As Silicon Valley flounders for a solution against disinformation on social media, fake accounts dominate Twitter.
According to a Pew Research Center study, an estimated 66 percent of tweeted links to popular websites are posted by automated accounts, rather than human beings. That number is even higher for certain media outlets, climbing to 89 percent for websites relying purely on news aggregation.
Despite partisan accusations of online bot activity benefiting certain political parties, Pew’s study found equal amounts of tweeted links to conservative and liberal websites.
“Suspected bots share roughly 41 percent of links to political sites shared primarily by conservatives and 44 percent of links to political sites shared primarily by liberals—a difference that is not statistically significant,” reads the study. “By contrast, suspected bots share 57 percent to 66 percent of links from news and current events sites shared primarily by an ideologically mixed or centrist human audience.”

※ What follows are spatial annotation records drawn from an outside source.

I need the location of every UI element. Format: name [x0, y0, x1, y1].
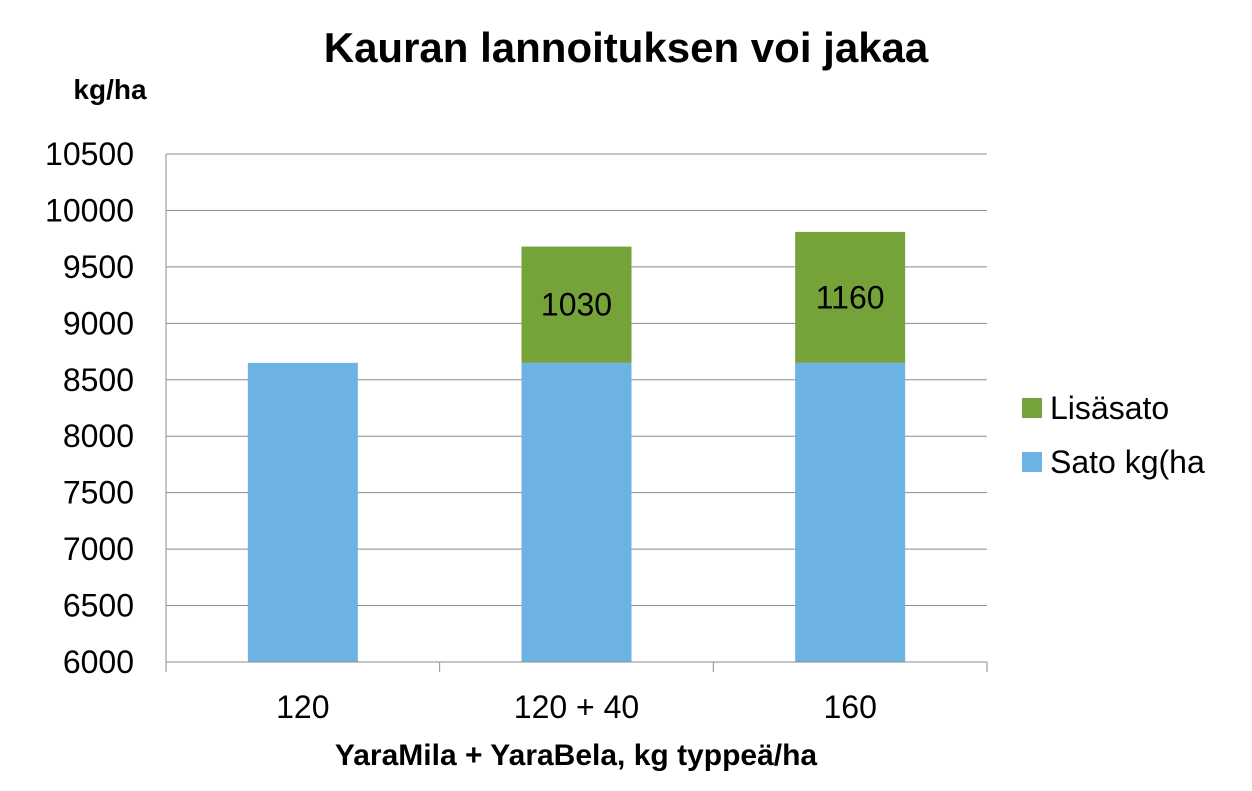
y-tick-label: 7500	[63, 475, 134, 511]
legend-item: Lisäsato	[1022, 390, 1169, 426]
data-label: 1030	[541, 287, 612, 323]
y-tick-label: 8500	[63, 362, 134, 398]
data-labels: 1030 1160	[541, 279, 885, 322]
legend-swatch	[1022, 452, 1042, 472]
bar-sato	[247, 362, 358, 662]
legend-item: Sato kg(ha	[1022, 444, 1205, 480]
x-tick-label: 120 + 40	[514, 689, 639, 725]
chart-title: Kauran lannoituksen voi jakaa	[324, 24, 929, 71]
legend: Lisäsato Sato kg(ha	[1022, 390, 1205, 480]
x-tick-label: 120	[276, 689, 329, 725]
y-tick-label: 6000	[63, 644, 134, 680]
y-tick-label: 7000	[63, 531, 134, 567]
y-tick-label: 8000	[63, 418, 134, 454]
axes	[165, 154, 988, 672]
bar-lisasato	[521, 246, 632, 363]
y-tick-label: 10000	[45, 192, 134, 228]
bar-sato	[521, 362, 632, 662]
y-tick-labels: 6000 6500 7000 7500 8000 8500 9000 9500 10000 105…	[45, 136, 134, 680]
y-tick-label: 9500	[63, 249, 134, 285]
x-tick-labels: 120 120 + 40 160	[276, 689, 877, 725]
legend-swatch	[1022, 398, 1042, 418]
legend-label: Lisäsato	[1050, 390, 1169, 426]
legend-label: Sato kg(ha	[1050, 444, 1205, 480]
x-axis-title: YaraMila + YaraBela, kg typpeä/ha	[335, 739, 818, 772]
bar-sato	[795, 362, 906, 662]
data-label: 1160	[816, 279, 885, 315]
y-unit-label: kg/ha	[73, 74, 147, 105]
bars	[247, 231, 906, 662]
x-tick-label: 160	[823, 689, 876, 725]
bar-lisasato	[795, 231, 906, 363]
y-tick-label: 9000	[63, 305, 134, 341]
y-tick-label: 6500	[63, 588, 134, 624]
y-tick-label: 10500	[45, 136, 134, 172]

“By extension, these automated accounts are less likely to share links from sites with ideologically conservative or liberal human audiences,” the study continued. “In addition, right-left differences in the proportion of bot traffic are not substantial.”
Twitter, and other Silicon Valley FANG companies, remain marred in a perpetual PR crisis in the wake of the 2016 election, wherein D.C. lawmakers have demanded accountability for the spread of Russian disinformation through their network.